Palmerston approved, and Russell sent a message through his undersecretary to stop the rams “As soon as there is reason to believe that they are actually about to put to sea, and to detain them until further orders.” Russell decided that such a move was necessary to maintain peaceful relations with the U.S., as well as British neutrality.

Adams sent Russell another message urging him to stop the rams, and shortly after he finally received Russell’s message from September 1. Adams wrote in his diary that Russell’s note “affected me deeply. I clearly foresee that a collision must now come out of it. I must not, however, do anything to accelerate it, and yet must maintain the honor of my country with proper spirit. The issue must be properly made up before the world on its merits. The prospect is dark for poor America.”  

Adams was still unaware that Russell was working behind the scenes to do exactly what Adams was urging. The U.S. minister wrote Russell again on the 5th and included a clear warning:  

“My Lord, at this moment, when one of the iron-clad vessels is on the point of departure from this kingdom, on its hostile errand against the United States, I am honored with yours of the 1st instant. I trust I need not express how profound is my regret at the conclusion to which Her Majesty’s Government have arrived. I can regard it no otherwise than as practically opening to the insurgents free liberty in this kingdom to execute a policy of attacking New York, Boston and Portland and of breaking our blockade. It would be superfluous in me to point out to your lordship that this is war.”

Russell responded by directing the charge d’affaires in Washington to notify U.S. Secretary of State William H. Seward that the rams had been detained. Orders were issued prohibiting the ships from leaving the yard “without an ample explanation of their destination and a sustainable reference to the owner or owners for whom they were constructed.” Russell further demanded that the Laird shipyard provide credible evidence that these ships were in no way intended to go to the Confederacy. This extraordinary demand that the shipyard prove its innocence was a clear sign that the British were starting to believe that the U.S. would win the war.  

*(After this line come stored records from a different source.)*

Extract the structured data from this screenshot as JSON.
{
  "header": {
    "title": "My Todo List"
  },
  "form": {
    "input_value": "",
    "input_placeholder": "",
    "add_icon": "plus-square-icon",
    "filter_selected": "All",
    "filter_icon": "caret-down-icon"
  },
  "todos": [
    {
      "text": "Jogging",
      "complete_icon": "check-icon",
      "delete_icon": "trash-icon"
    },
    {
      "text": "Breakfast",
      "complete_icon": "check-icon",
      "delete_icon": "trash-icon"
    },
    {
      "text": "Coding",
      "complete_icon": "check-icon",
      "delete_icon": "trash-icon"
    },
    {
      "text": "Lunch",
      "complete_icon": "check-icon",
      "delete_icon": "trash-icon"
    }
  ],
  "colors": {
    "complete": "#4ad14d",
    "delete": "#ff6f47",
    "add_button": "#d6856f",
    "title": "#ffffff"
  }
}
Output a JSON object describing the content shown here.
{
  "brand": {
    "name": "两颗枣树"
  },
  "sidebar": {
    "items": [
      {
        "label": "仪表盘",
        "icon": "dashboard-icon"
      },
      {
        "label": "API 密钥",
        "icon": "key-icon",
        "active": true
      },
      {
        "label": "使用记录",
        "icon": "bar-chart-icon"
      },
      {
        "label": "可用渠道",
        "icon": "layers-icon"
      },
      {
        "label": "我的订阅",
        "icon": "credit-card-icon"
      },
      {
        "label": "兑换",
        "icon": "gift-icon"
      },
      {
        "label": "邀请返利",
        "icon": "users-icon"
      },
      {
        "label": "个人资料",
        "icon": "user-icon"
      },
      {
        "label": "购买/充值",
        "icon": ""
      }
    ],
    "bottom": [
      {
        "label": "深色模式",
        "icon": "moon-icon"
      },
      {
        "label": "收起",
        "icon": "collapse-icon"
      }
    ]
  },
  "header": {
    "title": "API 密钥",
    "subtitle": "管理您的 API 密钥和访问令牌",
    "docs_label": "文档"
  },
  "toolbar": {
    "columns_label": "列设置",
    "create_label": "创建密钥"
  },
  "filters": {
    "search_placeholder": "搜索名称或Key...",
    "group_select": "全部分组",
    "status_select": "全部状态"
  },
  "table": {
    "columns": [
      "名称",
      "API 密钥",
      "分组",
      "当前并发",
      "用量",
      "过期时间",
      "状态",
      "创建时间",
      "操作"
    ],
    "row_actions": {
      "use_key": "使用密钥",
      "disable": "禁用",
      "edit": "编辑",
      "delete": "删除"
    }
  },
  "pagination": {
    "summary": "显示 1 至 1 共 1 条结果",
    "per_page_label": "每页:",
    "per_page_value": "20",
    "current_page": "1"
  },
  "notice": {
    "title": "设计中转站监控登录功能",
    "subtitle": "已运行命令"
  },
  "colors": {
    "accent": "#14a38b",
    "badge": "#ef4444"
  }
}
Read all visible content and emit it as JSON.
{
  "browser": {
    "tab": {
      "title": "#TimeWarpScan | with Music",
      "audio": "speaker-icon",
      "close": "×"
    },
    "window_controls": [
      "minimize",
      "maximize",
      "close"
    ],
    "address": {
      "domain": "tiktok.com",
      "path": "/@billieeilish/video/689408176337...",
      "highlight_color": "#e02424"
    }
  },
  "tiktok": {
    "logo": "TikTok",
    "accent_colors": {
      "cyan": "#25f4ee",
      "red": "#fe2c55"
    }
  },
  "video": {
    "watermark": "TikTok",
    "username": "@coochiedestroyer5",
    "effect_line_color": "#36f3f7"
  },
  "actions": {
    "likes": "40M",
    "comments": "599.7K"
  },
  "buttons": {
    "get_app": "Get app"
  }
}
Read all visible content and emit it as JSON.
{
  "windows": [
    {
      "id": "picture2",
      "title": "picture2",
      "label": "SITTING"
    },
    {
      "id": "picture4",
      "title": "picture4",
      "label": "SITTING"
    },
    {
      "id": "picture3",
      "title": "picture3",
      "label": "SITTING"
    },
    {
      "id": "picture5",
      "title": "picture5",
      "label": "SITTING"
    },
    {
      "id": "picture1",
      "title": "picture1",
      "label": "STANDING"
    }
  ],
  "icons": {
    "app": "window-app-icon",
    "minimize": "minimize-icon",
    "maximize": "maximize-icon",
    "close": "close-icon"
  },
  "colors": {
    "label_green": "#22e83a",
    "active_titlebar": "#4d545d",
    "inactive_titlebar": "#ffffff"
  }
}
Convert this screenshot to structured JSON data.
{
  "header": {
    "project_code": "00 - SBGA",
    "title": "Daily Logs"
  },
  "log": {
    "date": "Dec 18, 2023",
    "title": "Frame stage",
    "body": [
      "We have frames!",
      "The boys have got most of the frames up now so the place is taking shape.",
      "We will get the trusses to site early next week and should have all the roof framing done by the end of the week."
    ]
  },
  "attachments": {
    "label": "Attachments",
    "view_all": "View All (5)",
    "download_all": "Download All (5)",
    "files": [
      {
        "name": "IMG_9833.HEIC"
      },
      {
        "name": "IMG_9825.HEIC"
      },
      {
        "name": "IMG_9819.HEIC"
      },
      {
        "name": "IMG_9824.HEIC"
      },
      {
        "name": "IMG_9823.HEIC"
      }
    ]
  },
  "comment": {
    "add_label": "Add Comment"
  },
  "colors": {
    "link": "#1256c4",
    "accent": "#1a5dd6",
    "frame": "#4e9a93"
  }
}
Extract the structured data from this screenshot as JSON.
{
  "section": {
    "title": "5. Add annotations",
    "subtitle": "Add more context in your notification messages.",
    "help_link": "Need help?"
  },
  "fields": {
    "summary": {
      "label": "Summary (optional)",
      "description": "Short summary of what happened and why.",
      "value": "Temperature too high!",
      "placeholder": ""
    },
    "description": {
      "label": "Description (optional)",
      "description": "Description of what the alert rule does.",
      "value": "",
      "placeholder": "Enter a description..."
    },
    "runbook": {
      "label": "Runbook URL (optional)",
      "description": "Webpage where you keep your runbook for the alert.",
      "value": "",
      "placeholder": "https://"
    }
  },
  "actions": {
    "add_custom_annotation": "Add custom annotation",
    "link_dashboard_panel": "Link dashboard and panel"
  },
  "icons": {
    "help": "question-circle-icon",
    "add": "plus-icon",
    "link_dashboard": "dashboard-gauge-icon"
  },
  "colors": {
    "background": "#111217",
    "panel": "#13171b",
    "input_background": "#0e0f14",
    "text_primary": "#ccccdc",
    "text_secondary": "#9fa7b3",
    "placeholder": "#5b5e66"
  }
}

This was hailed in the U.S. as a great diplomatic victory, even though the British government had decided on its own to detain the rams. Palmerston wrote that it would have been “a suicidal game” for the British to play if the rams had been allowed to go out to sea, but even so, he wrote Russell, “It seems to me that we cannot allow to remain unnoticed his (Adams’s) repeated and I must say somewhat insolent threats of war. We ought I think to say to him, in civil terms, ‘You be damned,’ and I endeavored to express that sentiment to him in measured terms.”  

There would be no further need for either the U.S. or Great Britain to threaten war. The detention of the Laird rams did much to ease tensions between London and Washington, and at the same time dealt another damaging blow to Confederate hopes for independence.